Since leaving Peymeinade, I have done three days of beautiful walking as I travel in the mountains behind Cannes and Nice. As I have said before, I am trying to avoid the big cities and I have to say I have made the right choice as the views up here are stunning. Looking inland you get glimpses of the high Alps, all covered majestically in snow, and when you turn South you get wonderful views of the oceans and sometimes even the cities look rather nice, from a good safe distance of about 15 miles.



I also managed to camp a couple of times on campsites which was a first for the trip. They are now starting to open though the second one actually opened especially for me so I got a kind of VIP experience where I was the only person on the site. The first night camping I had a wonderful reminder of how unpredictable the weather in the mountains can be.

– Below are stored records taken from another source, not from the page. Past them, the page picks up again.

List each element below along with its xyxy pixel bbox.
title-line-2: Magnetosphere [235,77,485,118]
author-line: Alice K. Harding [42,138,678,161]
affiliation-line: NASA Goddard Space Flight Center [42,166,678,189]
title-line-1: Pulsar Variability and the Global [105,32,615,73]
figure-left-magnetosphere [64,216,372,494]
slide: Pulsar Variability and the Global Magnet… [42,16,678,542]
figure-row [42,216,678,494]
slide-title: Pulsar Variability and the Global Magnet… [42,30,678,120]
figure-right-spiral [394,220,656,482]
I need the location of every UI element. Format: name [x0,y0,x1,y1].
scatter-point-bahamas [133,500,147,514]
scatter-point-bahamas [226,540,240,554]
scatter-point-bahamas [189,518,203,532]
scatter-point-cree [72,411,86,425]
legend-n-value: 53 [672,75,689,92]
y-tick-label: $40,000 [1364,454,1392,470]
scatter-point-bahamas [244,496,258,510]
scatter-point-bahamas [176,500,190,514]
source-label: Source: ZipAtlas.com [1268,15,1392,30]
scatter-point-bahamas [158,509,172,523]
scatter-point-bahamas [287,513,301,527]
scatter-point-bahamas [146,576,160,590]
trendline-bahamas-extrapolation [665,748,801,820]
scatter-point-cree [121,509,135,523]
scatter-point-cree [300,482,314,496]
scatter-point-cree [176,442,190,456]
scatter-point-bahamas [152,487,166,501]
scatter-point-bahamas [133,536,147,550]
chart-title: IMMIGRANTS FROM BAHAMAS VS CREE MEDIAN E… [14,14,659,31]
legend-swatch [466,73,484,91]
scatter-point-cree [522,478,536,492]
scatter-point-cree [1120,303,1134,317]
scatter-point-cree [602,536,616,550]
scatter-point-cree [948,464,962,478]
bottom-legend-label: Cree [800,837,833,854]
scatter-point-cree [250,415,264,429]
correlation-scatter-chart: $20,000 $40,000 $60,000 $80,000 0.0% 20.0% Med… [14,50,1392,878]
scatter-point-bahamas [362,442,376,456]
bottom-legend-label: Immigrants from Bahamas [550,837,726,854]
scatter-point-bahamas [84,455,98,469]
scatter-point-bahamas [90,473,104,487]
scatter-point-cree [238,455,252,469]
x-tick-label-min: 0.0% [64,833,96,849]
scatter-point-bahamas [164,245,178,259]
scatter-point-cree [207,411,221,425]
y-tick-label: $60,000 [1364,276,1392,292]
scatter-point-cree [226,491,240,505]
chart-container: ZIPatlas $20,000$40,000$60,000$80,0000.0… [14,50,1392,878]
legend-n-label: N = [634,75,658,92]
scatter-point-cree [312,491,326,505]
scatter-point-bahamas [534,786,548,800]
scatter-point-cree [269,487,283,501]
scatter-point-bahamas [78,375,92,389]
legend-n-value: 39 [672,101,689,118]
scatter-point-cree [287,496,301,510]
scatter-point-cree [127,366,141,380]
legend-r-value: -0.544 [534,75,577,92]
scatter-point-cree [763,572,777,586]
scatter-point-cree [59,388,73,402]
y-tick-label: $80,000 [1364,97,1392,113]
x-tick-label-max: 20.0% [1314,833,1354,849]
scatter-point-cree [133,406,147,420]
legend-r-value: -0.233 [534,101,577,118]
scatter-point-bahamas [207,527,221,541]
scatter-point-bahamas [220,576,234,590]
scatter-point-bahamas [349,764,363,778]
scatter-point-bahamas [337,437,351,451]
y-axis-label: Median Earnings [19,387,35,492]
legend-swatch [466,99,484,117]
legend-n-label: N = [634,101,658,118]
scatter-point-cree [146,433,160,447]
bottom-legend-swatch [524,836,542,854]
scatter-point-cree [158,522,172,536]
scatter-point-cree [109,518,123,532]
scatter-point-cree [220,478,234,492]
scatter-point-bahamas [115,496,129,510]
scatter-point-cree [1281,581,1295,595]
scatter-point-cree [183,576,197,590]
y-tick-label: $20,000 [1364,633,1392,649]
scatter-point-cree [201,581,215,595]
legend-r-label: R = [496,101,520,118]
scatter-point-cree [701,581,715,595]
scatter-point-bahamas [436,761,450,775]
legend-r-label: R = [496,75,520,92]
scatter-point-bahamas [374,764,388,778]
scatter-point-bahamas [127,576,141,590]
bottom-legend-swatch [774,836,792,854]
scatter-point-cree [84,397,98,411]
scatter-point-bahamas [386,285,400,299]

Here is me figuring out what a less than 5% chance of rain might actually look like if there are summits nearby…



I’ll probably write a very short blog in a few days describing my last few days along the Med before I head back to Grasse and start the GR4 for which I am incredibly excited and yet also very nervous as that is where this walk gets BIG!



Recommendation:

I said that I quite like Peymeinade and this was definitely helped by the accommodation that I stayed in for my two nights there. On the AirBNB page the owners describe it as a shed in their garden but it is way more than that. It is cute, it is tiny and it is just so peaceful. It’s also not what I would call a shed, more of a renovated outbuilding. Sitting outside it is wonderful as the world is so quiet, all you can hear are a few birds singing and you have some truly lovely mountain views. You also get a choice of sunny or shady spots all day which was great for me. The owners are lovely but I think the best bit is that you can reach some amazing places really easily: If you had a car you could in one day go for a swim in the sea, go shopping in Nice (not sure why you would want that but I am told some people like that sort of thing), walk up any number of mountains and be spoilt for choice as to where you would eat that night.